Large, randomized, controlled trials are the fastest and most effective way to establish the safety and efficacy of SARS-CoV-2 vaccine candidates. However, parallel development of controlled human infection models (CHIMS) may provide complementary tools to address additional questions, such as the duration of immunity and correlates of protection, if such studies can be conducted ethically, concluded a working group of the National Institutes of Health (NIH).
In a perspective for the New England Journal of Medicine, members of the NIH's Accelerating COVID-19 Therapeutic Interventions and Vaccines (ACTIV) Working Group assess practical considerations and prerequisites for using controlled human infection models (CHIMs), which can be used for human challenge studies, to support SARS-CoV-2 vaccine development.

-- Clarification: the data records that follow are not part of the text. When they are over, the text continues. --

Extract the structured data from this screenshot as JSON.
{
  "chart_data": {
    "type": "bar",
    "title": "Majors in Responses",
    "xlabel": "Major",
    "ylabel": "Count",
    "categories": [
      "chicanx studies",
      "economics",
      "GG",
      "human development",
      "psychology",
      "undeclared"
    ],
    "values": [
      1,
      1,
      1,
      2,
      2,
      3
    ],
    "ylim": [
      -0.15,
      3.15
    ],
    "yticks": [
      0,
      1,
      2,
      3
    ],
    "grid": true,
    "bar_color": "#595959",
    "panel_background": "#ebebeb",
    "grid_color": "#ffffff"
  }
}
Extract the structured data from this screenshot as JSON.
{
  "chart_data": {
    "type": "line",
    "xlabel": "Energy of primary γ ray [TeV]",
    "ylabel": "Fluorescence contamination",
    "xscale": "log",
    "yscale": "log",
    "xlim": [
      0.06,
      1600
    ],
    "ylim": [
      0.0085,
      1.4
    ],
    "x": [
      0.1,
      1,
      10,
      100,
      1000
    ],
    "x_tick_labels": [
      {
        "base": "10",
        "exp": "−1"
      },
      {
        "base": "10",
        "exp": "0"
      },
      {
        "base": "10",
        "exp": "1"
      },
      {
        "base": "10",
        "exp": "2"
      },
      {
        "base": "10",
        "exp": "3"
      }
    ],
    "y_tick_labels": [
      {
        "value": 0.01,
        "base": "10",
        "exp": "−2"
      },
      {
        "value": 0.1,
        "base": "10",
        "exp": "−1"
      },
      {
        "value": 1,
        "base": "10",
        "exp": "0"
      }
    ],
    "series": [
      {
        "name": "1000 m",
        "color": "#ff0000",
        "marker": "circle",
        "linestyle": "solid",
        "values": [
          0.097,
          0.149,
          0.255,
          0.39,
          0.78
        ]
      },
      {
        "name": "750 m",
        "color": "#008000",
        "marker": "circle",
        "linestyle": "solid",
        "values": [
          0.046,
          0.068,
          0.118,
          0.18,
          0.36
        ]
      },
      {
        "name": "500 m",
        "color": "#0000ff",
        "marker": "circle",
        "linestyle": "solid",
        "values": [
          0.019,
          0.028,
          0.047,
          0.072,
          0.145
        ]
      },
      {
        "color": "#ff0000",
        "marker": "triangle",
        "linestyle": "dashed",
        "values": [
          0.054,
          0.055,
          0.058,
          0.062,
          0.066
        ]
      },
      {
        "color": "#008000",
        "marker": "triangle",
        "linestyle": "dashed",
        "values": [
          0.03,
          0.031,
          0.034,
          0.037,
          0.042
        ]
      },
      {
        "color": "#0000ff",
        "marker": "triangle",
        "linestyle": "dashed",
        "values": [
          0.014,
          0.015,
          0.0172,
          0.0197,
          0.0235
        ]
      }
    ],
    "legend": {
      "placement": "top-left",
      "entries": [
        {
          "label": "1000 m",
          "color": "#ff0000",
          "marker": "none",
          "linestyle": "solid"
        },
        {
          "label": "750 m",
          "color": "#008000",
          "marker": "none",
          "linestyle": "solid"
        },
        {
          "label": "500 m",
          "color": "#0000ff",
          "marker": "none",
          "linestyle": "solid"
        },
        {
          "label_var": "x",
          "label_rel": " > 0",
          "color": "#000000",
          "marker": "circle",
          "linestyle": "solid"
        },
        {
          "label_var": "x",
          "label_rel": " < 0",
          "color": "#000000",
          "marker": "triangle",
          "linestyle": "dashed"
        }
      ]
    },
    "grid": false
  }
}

In the article, the authors determine that it could take one or two years to develop robust CHIMs that meet the essential criteria for limiting risk for study volunteers.
In a CHIM study, participants are intentionally exposed to an infectious agent to help scientists understand the virus or test interventions to prevent or treat infection. CHIMs use well-characterized microorganisms that either do not cause serious disease, are easily treated, or both. In addition, CHIM studies must take place in laboratories with rigorous isolation to ensure that the infection does not spread into the community.
The authors note that ethical evaluation of the risk to participants and the potential value to society are essential to future considerations of whether to conduct CHIM studies for COVID-19; currently there is no highly efficacious treatment for moderate or severe illness.
The authors propose that development of a SARS-CoV-2 GMP stock, preferably with attenuating mutations, should proceed along with preparation of facilities and procedures and engagement of a broad set of stakeholders. Additionally, the researchers recommend developing CHIMs for seasonal coronaviruses, which cause about 30 percent of cases of the common cold and can provide insights into more deadly coronaviruses such as SARS-CoV, MERS-CoV, and SARS-CoV-2.